12 de 06 de 2014

Cuando tu jefe es muy duro…

Es verdad, a veces somos muy críticas con nuestra jefa, pero si ya leíste el artículo “¿Por qué somos tan duras con las jefas?” de Cosmo Junio, aquí les dejo algunos comentarios y acciones que se pueden tomar para hacer el trabajo más llevadero mientras buscas un nuevo empleo.

En la vida nos puede tocar de todo, y dicen que las malas experiencias es mejor tenerlas bien temprano en nuestra carrera para que nos sirva de aprendizaje y poder enfrentar lo que viene con más carácter, suena genial, pero ¿quién nos ayuda cuando estamos hasta el cuello con un jefe/a problemático?

Puede ser un superior muy intrusivo, que tiene problemas para sostener su opinión y altera frecuentemente tus planes y decisiones, alguien con tendencia a armar rivalidades o a tener episodios infantiles (tipo pataletas… sí, existen), o quizás una reina con corazón de hielo que no te suelta un día libre aunque estés muriendo.

En fin; las siguientes ideas te servirán para apagar incendios mientras estés ahí (estas no son opciones viables a largo plazo, sólo son ideas que puedes usar si no tienes opciones de irte de ese trabajo en el corto plazo, mientras te decides a renunciar, o buscas un nuevo trabajo):

1. Muéstrale que no eres una amenaza: muchas veces, cuando las personas se sienten amenazadas comienzan a actuar de manera agresiva, aunque esto no sea intencional. Si tienes la oportunidad, enfócate en tu trabajo y no tengas actitudes competitivas con tu jefe, algo así como “sé que eres el jefe aquí, por eso te pido consejos, no quiero pasar a llevar tu autoridad”.

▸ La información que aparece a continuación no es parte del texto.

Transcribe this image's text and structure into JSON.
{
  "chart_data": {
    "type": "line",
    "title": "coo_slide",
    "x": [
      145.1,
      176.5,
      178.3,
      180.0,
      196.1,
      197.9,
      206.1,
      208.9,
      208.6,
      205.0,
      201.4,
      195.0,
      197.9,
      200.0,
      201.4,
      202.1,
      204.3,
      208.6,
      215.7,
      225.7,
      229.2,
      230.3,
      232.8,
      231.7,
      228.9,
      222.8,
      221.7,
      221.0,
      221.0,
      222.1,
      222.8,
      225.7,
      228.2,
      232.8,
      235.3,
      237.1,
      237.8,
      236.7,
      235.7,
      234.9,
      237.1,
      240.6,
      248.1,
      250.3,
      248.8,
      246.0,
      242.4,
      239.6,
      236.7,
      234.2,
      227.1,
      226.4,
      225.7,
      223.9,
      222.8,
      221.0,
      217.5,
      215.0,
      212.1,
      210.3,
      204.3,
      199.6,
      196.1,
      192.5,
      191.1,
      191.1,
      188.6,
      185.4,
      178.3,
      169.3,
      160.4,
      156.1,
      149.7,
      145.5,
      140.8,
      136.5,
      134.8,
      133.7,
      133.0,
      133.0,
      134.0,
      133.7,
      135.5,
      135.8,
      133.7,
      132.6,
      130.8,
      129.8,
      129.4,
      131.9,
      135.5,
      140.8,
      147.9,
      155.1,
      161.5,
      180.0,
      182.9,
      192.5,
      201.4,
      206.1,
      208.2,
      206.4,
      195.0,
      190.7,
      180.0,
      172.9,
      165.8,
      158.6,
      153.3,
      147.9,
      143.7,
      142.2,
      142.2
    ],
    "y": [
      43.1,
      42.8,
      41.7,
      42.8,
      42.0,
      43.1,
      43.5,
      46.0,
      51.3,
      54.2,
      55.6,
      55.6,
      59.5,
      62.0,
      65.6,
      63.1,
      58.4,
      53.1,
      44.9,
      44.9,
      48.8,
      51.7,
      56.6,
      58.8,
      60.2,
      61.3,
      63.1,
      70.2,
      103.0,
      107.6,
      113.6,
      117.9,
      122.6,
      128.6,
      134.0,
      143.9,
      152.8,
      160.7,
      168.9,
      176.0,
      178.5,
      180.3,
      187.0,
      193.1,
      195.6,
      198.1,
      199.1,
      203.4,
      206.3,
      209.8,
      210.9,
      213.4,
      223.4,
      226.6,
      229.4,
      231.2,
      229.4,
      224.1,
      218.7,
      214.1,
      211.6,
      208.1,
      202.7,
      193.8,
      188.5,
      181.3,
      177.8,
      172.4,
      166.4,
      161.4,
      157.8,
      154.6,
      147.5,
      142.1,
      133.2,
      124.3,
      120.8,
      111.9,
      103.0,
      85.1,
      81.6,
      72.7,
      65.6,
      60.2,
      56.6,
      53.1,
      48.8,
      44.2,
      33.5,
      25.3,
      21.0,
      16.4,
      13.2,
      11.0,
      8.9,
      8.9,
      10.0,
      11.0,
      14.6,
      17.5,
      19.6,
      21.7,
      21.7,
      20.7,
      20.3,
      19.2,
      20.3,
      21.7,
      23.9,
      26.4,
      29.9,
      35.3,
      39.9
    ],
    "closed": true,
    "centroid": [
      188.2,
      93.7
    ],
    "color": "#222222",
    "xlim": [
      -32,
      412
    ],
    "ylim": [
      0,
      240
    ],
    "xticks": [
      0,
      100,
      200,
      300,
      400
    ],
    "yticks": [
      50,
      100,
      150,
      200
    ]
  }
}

2. Trabaja en la comprensión: detrás de un jefe gruñón y autoritario, a veces se esconde una persona solitaria e insegura. Tómate el tiempo de escuchar sus opiniones, preguntarle por qué quiere o no quiere hacer ciertas cosas, y te ayudará a comprender sus motivos, pero ojo, comprender no es justificar.

3. Identifica los puntos de conflicto: conversa con tus compañeros, ¿este jefe siempre ha generado conflictos?, si no es así, ¿cuándo partió todo?, ¿qué situaciones específicas gatillan los conflictos?, ¿alguna vez ha reaccionado bien o se ha calmado en una de esas situaciones delicadas, si es así, cómo fue? Hablar con tus compañeros te servirá para generar una red de apoyo, quizás alguien está sufriendo más que tú, o alguien descubrió como mejorar la situación; busca respuestas, pero con una actitud seria, nunca fomentes el chisme.

4. Entra en su estrategia: esto no quiere decir que pretendas ser quien no eres, pero recuerda, son consejos para hacer tu estadía más llevadera. Descubre la estrategia de negocios o desarrollo que guía sus acciones y adáptate, trabaja en su sintonía aunque se aleje un poco de tu estilo, esto debiera darles afinidad y disminuir los roces por diferencias de opinión.

5. El último recurso es ser invisible: cuando la situación es muy delicada o simplemente ya no estás de ánimo para esforzarte pero tampoco puedes renunciar sin tener otro trabajo donde cambiarte, intenta ser lo menos llamativa posible: llega a la hora adecuada, no hagas comentarios llamativos, sigue la norma lo que más puedas y ten fortaleza, recuerda que no hay mal que dure 100 años, ya vendrá una oportunidad mejor y puedes salir de esta situación sin sufrir daños.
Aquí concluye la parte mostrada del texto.